Prerequisites:** K-Means Clustering**
In this article, we will discuss how to select the best k (Number of clusters) in the k-Means clustering algorithm.
Introduction To Elbow Method
A fundamental step for any unsupervised algorithm is to determine the optimal number of clusters into which the data may be clustered. Since we do not have any predefined number of clusters in unsupervised learning. We tend to use some method that can help us decide the best number of clusters. In the case of K-Means clustering, we use Elbow Method for defining the best number of clustering
What Is the Elbow Method in K-Means Clustering
As we know in the k-means clustering algorithm we randomly initialize k clusters and we iteratively adjust these k clusters till these k-centroids riches in an equilibrium state. However, the main thing we do before initializing these clusters is that determine how many clusters we have to use.

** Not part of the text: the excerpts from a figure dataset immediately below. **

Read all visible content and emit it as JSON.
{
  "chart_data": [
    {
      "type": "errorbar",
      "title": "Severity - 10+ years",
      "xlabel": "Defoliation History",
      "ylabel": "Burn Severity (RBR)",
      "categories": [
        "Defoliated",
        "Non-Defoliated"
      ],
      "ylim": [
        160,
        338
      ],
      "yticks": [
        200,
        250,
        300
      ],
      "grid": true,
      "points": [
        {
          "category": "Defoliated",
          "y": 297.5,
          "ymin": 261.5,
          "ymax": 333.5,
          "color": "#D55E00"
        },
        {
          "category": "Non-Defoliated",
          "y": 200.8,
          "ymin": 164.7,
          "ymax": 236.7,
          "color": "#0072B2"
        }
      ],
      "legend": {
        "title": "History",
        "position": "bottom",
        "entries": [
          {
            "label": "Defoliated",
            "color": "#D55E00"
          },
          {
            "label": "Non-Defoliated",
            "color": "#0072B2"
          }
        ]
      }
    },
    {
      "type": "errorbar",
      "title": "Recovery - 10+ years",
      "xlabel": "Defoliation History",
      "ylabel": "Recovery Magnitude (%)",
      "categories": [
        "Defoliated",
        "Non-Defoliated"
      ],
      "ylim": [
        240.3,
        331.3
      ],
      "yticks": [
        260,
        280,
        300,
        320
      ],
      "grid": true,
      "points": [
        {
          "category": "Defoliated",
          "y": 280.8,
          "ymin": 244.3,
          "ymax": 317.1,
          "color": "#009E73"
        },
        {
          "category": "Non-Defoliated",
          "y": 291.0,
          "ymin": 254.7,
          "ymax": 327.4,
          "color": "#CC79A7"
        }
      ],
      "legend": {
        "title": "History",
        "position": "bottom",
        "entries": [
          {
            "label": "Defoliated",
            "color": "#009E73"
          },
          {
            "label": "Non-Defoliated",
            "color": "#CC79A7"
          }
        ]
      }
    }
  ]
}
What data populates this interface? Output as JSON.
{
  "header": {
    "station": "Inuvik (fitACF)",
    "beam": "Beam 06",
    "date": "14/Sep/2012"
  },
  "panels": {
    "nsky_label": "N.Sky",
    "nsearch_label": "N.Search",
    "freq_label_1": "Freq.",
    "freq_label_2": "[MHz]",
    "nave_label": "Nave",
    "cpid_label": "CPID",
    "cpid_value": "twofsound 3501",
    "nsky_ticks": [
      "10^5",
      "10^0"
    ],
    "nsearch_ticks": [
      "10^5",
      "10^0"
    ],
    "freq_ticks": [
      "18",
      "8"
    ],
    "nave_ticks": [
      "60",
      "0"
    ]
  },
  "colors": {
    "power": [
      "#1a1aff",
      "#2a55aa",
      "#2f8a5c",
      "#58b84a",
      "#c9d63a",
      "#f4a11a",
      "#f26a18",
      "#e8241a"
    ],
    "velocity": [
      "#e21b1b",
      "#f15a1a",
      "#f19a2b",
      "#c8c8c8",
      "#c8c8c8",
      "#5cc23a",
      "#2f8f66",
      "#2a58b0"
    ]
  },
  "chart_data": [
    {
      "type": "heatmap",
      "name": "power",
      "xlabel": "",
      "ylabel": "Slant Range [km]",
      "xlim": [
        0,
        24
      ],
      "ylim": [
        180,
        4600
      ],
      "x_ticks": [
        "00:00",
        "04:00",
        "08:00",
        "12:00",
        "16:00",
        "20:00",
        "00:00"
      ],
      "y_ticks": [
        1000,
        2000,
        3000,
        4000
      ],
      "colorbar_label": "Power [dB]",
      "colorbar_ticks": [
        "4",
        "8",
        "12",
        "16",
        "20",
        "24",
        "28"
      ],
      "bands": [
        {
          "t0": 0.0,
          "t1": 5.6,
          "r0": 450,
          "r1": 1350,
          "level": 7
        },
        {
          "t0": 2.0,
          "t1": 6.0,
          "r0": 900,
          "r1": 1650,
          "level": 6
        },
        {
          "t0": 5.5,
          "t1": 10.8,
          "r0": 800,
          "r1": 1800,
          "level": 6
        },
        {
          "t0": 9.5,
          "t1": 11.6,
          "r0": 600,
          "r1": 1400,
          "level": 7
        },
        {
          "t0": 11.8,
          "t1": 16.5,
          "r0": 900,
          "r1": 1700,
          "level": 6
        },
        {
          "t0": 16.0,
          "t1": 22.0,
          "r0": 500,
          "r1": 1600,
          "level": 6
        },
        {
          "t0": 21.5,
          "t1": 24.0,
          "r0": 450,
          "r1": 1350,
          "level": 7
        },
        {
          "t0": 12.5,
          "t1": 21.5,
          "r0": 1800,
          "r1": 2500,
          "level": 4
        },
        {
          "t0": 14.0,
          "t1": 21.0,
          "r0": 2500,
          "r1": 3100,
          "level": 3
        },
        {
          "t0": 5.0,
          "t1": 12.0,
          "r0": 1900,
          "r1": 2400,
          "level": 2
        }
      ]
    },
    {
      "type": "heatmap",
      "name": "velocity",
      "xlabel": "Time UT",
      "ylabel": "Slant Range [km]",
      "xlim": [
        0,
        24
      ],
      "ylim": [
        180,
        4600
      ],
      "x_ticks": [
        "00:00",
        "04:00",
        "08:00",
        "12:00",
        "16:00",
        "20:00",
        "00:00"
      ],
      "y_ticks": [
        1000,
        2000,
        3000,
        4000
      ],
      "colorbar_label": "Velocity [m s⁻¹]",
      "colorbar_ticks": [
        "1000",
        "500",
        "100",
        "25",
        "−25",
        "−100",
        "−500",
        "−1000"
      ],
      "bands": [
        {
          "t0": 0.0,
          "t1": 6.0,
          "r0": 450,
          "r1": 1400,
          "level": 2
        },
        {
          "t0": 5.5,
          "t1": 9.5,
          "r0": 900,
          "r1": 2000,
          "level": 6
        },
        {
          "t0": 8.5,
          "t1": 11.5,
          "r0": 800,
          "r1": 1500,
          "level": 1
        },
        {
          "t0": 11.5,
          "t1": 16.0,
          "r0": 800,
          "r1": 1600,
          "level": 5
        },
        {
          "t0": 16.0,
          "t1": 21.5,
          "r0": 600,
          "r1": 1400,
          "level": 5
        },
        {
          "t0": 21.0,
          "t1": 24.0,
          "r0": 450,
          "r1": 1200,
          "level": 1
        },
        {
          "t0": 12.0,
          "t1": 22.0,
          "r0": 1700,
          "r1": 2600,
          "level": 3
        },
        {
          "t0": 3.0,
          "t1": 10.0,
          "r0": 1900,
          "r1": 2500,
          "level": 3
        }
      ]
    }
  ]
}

For determining K(numbers of clusters) we use Elbow method. Elbow Method is a technique that we use to determine the number of centroids(k) to use in a k-means clustering algorithm. In this method to determine the k-value we continuously iterate for k=1 to k=n (Here n is the hyperparameter that we choose as per our requirement). For every value of k, we calculate the within-cluster sum of squares (WCSS) value.
WCSS - It is defined as the sum of square distances between the centroids and each points.
Now For determining the best number of clusters(k) we plot a graph of k versus their WCSS value. Surprisingly the graph looks like an elbow (which we will see later). Also, When k=1 the WCSS has the highest value but with increasing k value WCSS value starts to decrease. We choose that value of k from where the graph starts to look like a straight line.